The Three Nuns, with its queer picture for a sign, has gone to decay, its once cosy parlour being turned into a concert-room, where everything looks as though the place had been furnished out of a “clearance lot” when the old inn was sold up.
“Gentlemen and lady amateurs” are requested to attend and contribute to the harmony in this hall of sweet sounds, which, being an apartment of limited dimensions, having once been no more than the snug parlour already referred to, must be rather trying to a singer with a “powerful organ,” and slightly redolent of tobacco-smoke when the “select company” are in full force – say, on a benefit night.
OUT ON THE STREETS
Much might be said of the queer outlying streets of this region – not Tiger Bay, not Fashion-street, and Flower and Dean-street and The Kate – the worst of London and thieves’ quarters, all of them most graphically portrayed in Mr. Thomas Archer’s “Pauper, Thief, and Convict” – but of “the marts” and the busy hives of men; old-clothes men, and marts for renovating and retailing those cast-off garments which are collected daily by the peripatetic Israelite.
STREET BATTLES
Much, too, might be recalled of the days when a fair was held at Bow, and the irrepressible Irish population fell upon the show people and the gipsy encampments; and the fun of the fair ended in broken heads and the glory of the shillelagh, until, the news reaching the Whitechapel butchers and the slaughter-house men of Aldgate, they determined on deadly reprisals.

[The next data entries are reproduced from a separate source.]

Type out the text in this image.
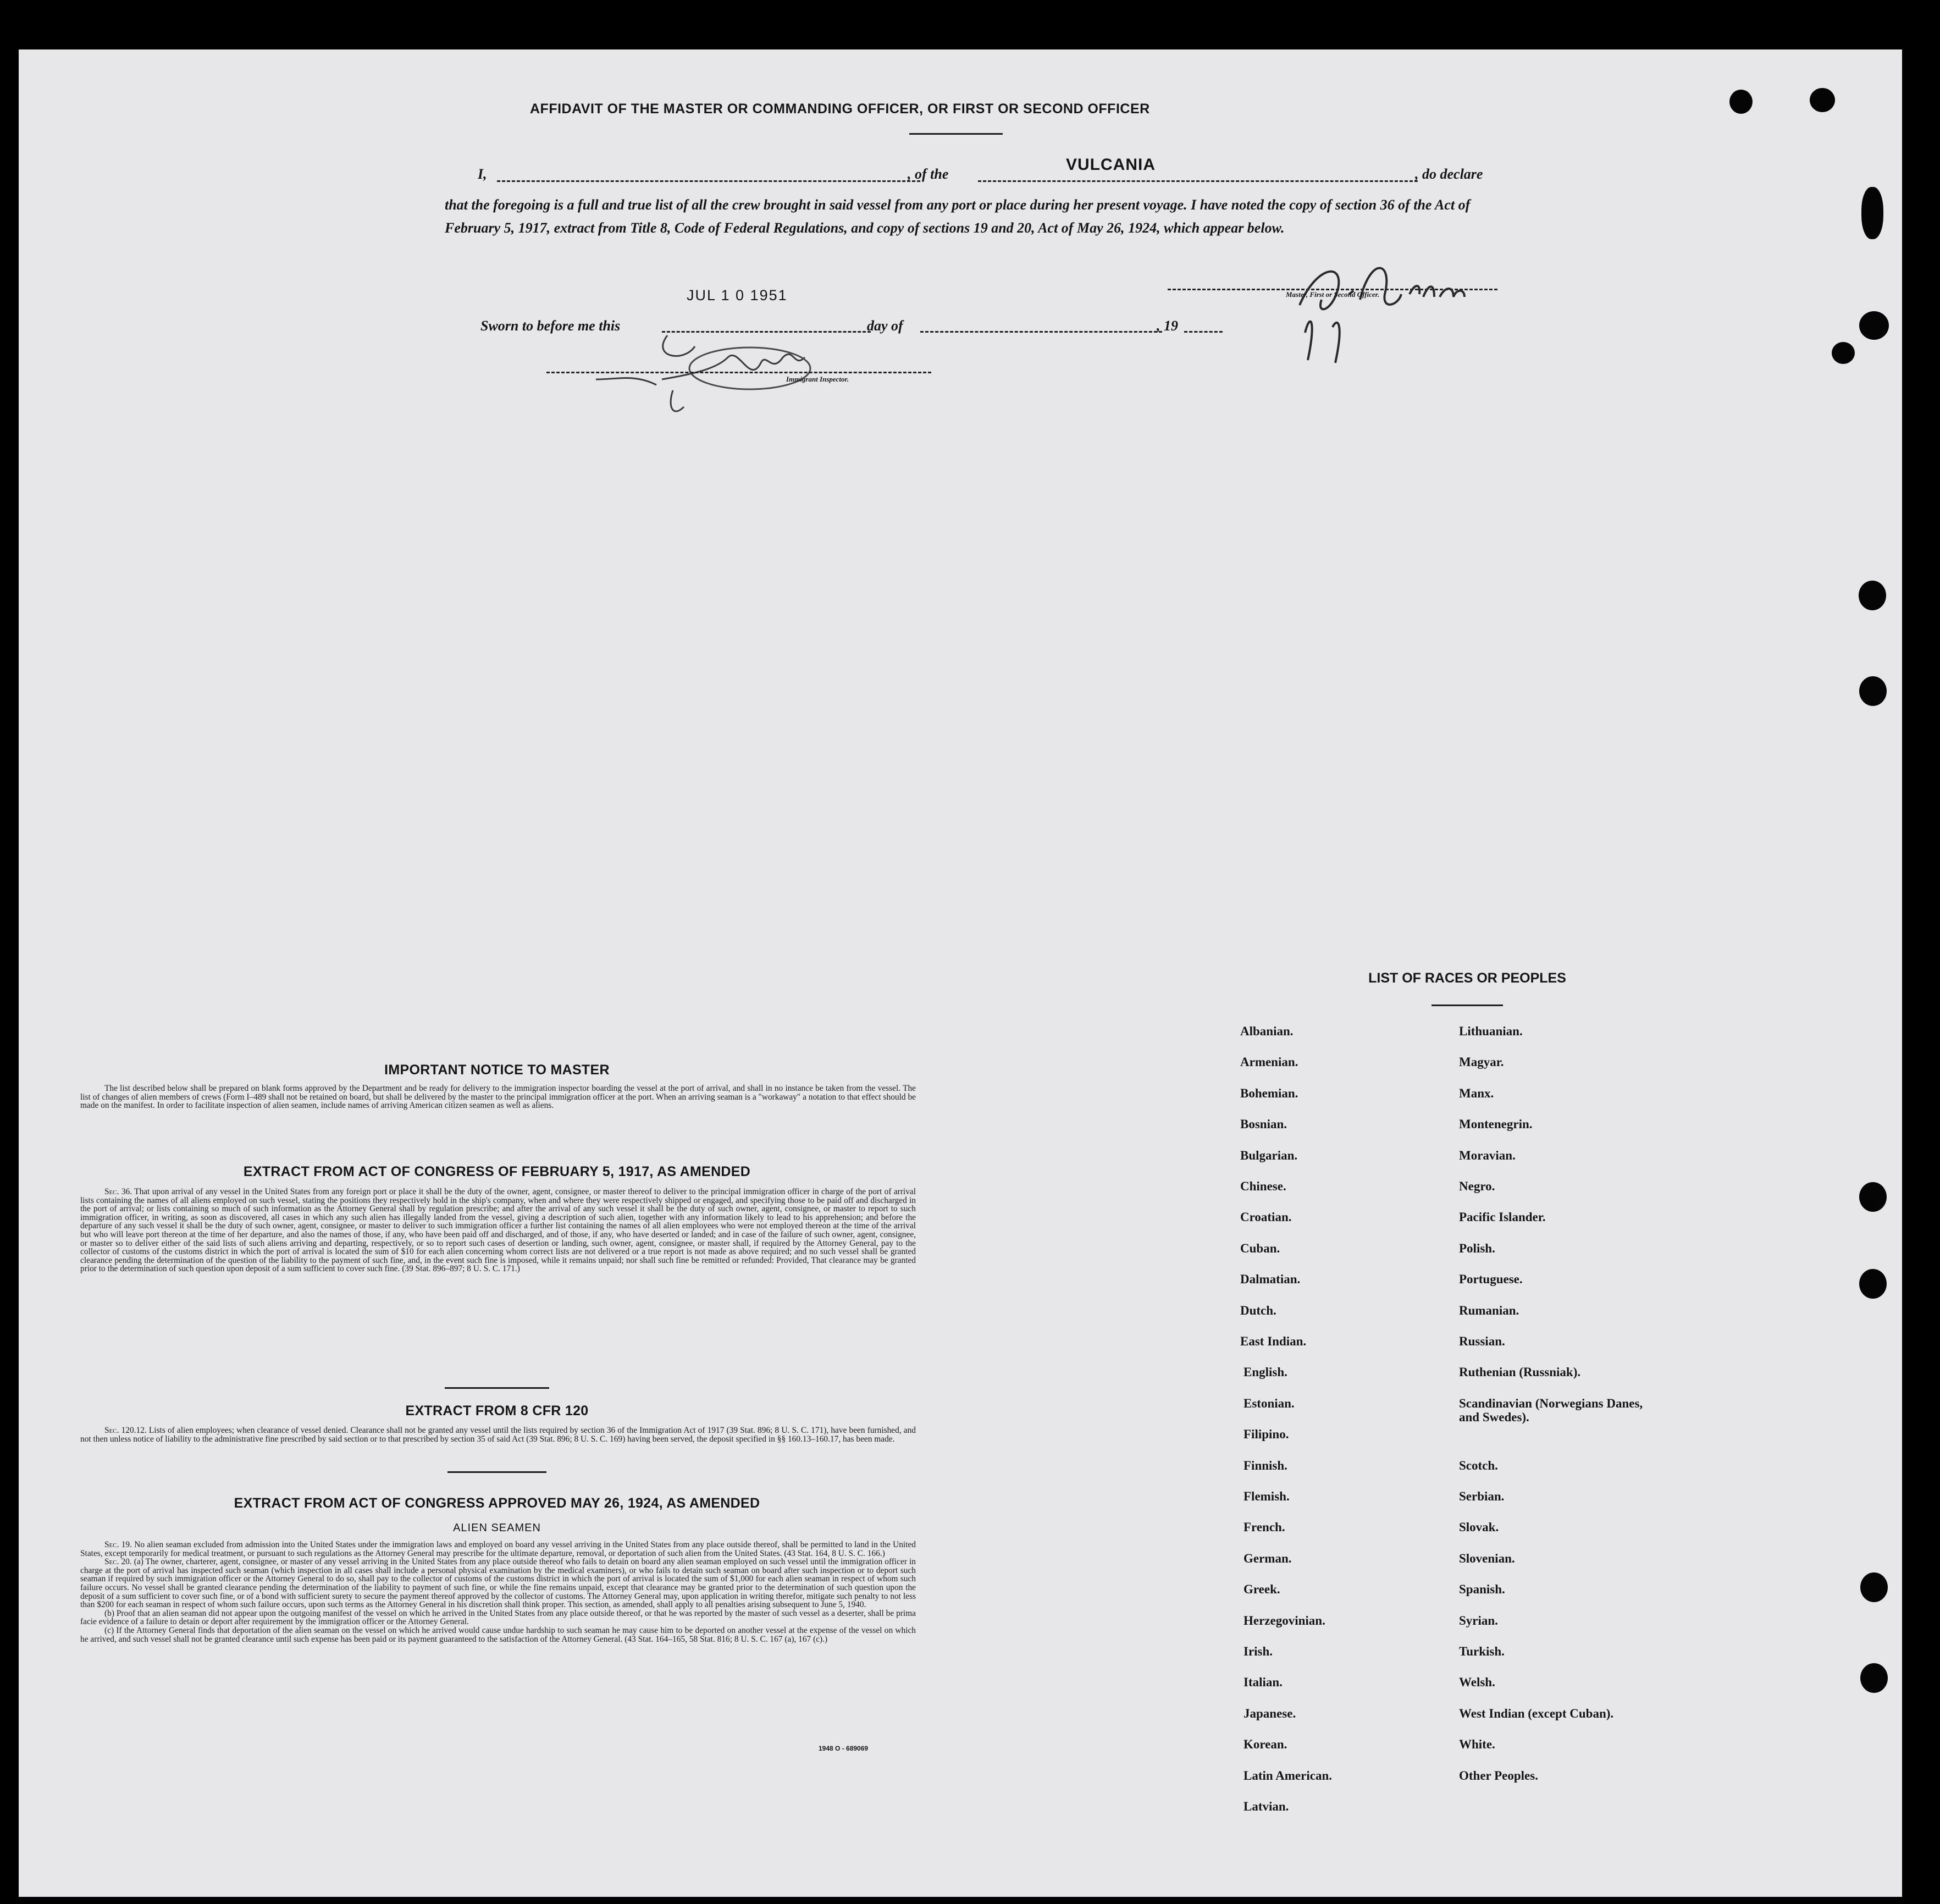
AFFIDAVIT OF THE MASTER OR COMMANDING OFFICER, OR FIRST OR SECOND OFFICER
I,	, of the
VULCANIA
, do declare
that the foregoing is a full and true list of all the crew brought in said vessel from any port or place during her present voyage. I have noted the copy of section 36 of the Act of February 5, 1917, extract from Title 8, Code of Federal Regulations, and copy of sections 19 and 20, Act of May 26, 1924, which appear below.
Master, First or Second Officer.
JUL 1 0 1951
Sworn to before me this	day of	, 19
Immigrant Inspector.
IMPORTANT NOTICE TO MASTER

The list described below shall be prepared on blank forms approved by the Department and be ready for delivery to the immigration inspector boarding the vessel at the port of arrival, and shall in no instance be taken from the vessel. The list of changes of alien members of crews (Form I–489 shall not be retained on board, but shall be delivered by the master to the principal immigration officer at the port. When an arriving seaman is a "workaway" a notation to that effect should be made on the manifest. In order to facilitate inspection of alien seamen, include names of arriving American citizen seamen as well as aliens.

EXTRACT FROM ACT OF CONGRESS OF FEBRUARY 5, 1917, AS AMENDED

Sec. 36. That upon arrival of any vessel in the United States from any foreign port or place it shall be the duty of the owner, agent, consignee, or master thereof to deliver to the principal immigration officer in charge of the port of arrival lists containing the names of all aliens employed on such vessel, stating the positions they respectively hold in the ship's company, when and where they were respectively shipped or engaged, and specifying those to be paid off and discharged in the port of arrival; or lists containing so much of such information as the Attorney General shall by regulation prescribe; and after the arrival of any such vessel it shall be the duty of such owner, agent, consignee, or master to report to such immigration officer, in writing, as soon as discovered, all cases in which any such alien has illegally landed from the vessel, giving a description of such alien, together with any information likely to lead to his apprehension; and before the departure of any such vessel it shall be the duty of such owner, agent, consignee, or master to deliver to such immigration officer a further list containing the names of all alien employees who were not employed thereon at the time of the arrival but who will leave port thereon at the time of her departure, and also the names of those, if any, who have been paid off and discharged, and of those, if any, who have deserted or landed; and in case of the failure of such owner, agent, consignee, or master so to deliver either of the said lists of such aliens arriving and departing, respectively, or so to report such cases of desertion or landing, such owner, agent, consignee, or master shall, if required by the Attorney General, pay to the collector of customs of the customs district in which the port of arrival is located the sum of $10 for each alien concerning whom correct lists are not delivered or a true report is not made as above required; and no such vessel shall be granted clearance pending the determination of the question of the liability to the payment of such fine, and, in the event such fine is imposed, while it remains unpaid; nor shall such fine be remitted or refunded: Provided, That clearance may be granted prior to the determination of such question upon deposit of a sum sufficient to cover such fine. (39 Stat. 896–897; 8 U. S. C. 171.)

EXTRACT FROM 8 CFR 120

Sec. 120.12. Lists of alien employees; when clearance of vessel denied. Clearance shall not be granted any vessel until the lists required by section 36 of the Immigration Act of 1917 (39 Stat. 896; 8 U. S. C. 171), have been furnished, and not then unless notice of liability to the administrative fine prescribed by said section or to that prescribed by section 35 of said Act (39 Stat. 896; 8 U. S. C. 169) having been served, the deposit specified in §§ 160.13–160.17, has been made.

EXTRACT FROM ACT OF CONGRESS APPROVED MAY 26, 1924, AS AMENDED
ALIEN SEAMEN

Sec. 19. No alien seaman excluded from admission into the United States under the immigration laws and employed on board any vessel arriving in the United States from any place outside thereof, shall be permitted to land in the United States, except temporarily for medical treatment, or pursuant to such regulations as the Attorney General may prescribe for the ultimate departure, removal, or deportation of such alien from the United States. (43 Stat. 164, 8 U. S. C. 166.)

Sec. 20. (a) The owner, charterer, agent, consignee, or master of any vessel arriving in the United States from any place outside thereof who fails to detain on board any alien seaman employed on such vessel until the immigration officer in charge at the port of arrival has inspected such seaman (which inspection in all cases shall include a personal physical examination by the medical examiners), or who fails to detain such seaman on board after such inspection or to deport such seaman if required by such immigration officer or the Attorney General to do so, shall pay to the collector of customs of the customs district in which the port of arrival is located the sum of $1,000 for each alien seaman in respect of whom such failure occurs. No vessel shall be granted clearance pending the determination of the liability to payment of such fine, or while the fine remains unpaid, except that clearance may be granted prior to the determination of such question upon the deposit of a sum sufficient to cover such fine, or of a bond with sufficient surety to secure the payment thereof approved by the collector of customs. The Attorney General may, upon application in writing therefor, mitigate such penalty to not less than $200 for each seaman in respect of whom such failure occurs, upon such terms as the Attorney General in his discretion shall think proper. This section, as amended, shall apply to all penalties arising subsequent to June 5, 1940.

(b) Proof that an alien seaman did not appear upon the outgoing manifest of the vessel on which he arrived in the United States from any place outside thereof, or that he was reported by the master of such vessel as a deserter, shall be prima facie evidence of a failure to detain or deport after requirement by the immigration officer or the Attorney General.

(c) If the Attorney General finds that deportation of the alien seaman on the vessel on which he arrived would cause undue hardship to such seaman he may cause him to be deported on another vessel at the expense of the vessel on which he arrived, and such vessel shall not be granted clearance until such expense has been paid or its payment guaranteed to the satisfaction of the Attorney General. (43 Stat. 164–165, 58 Stat. 816; 8 U. S. C. 167 (a), 167 (c).)

1948 O - 689069
LIST OF RACES OR PEOPLES
Albanian.
Armenian.
Bohemian.
Bosnian.
Bulgarian.
Chinese.
Croatian.
Cuban.
Dalmatian.
Dutch.
East Indian.
English.
Estonian.
Filipino.
Finnish.
Flemish.
French.
German.
Greek.
Herzegovinian.
Irish.
Italian.
Japanese.
Korean.
Latin American.
Latvian.
Lithuanian.
Magyar.
Manx.
Montenegrin.
Moravian.
Negro.
Pacific Islander.
Polish.
Portuguese.
Rumanian.
Russian.
Ruthenian (Russniak).
Scandinavian (Norwegians Danes, and Swedes).
Scotch.
Serbian.
Slovak.
Slovenian.
Spanish.
Syrian.
Turkish.
Welsh.
West Indian (except Cuban).
White.
Other Peoples.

A butcher boy, mounted on swift pony, acted as aide-de-camp to the expectant force; and, when the Irish came out again to renew their attack, swift as the wind rode the eager youth – his horse all foam, his face red as the beef he carried – to bring the Whitechapellers to the rescue, armed with ox-goads and those “supplejacks” which were then the pride of the drover who knew his trade.
Then, every son of Erin who had grown “blue mouldy for want of a batin'” had his fustian jacket dusted to a tune that made him doubt the quality of his own ribs.
THOSE DAYS ARE GONE
Those times have passed away, let us hope, never to return. Fairs have been abolished; and, had some more rational amusement been substituted for them, or had they been regulated instead of being abolished, we might have rejoiced.
As it is, however, nothing is more hopeless, dreary, and painfully suggestive than a holiday where people have no holiday influence and no holiday occasion to keep them from the fusty tavern and the bar where they set themselves on fire with poisoned gin.
DINGY MOTHS
It is true that down Whitechapel way the Hebrew element makes the street gaudy with gay dresses and cheap ornaments when “the people” make holiday; but the gentile’s notion of festivity seldom takes the form of external decoration; a flower chewed in the mouth, or a clean shave and an extra polish to his boots, is the extent of his recognition of the Graces.
We are speaking now of the festivity which keeps him to the streets; for his ordinary notion of a holiday is to be “on the fly,” which it is the Oriental phrase used down Whitechapel way to signify the absolute freedom of a gala season and its appropriate fluttering from bar to taproom.
They are very dingy moths; but then there are so many candles, and they are so often singed.”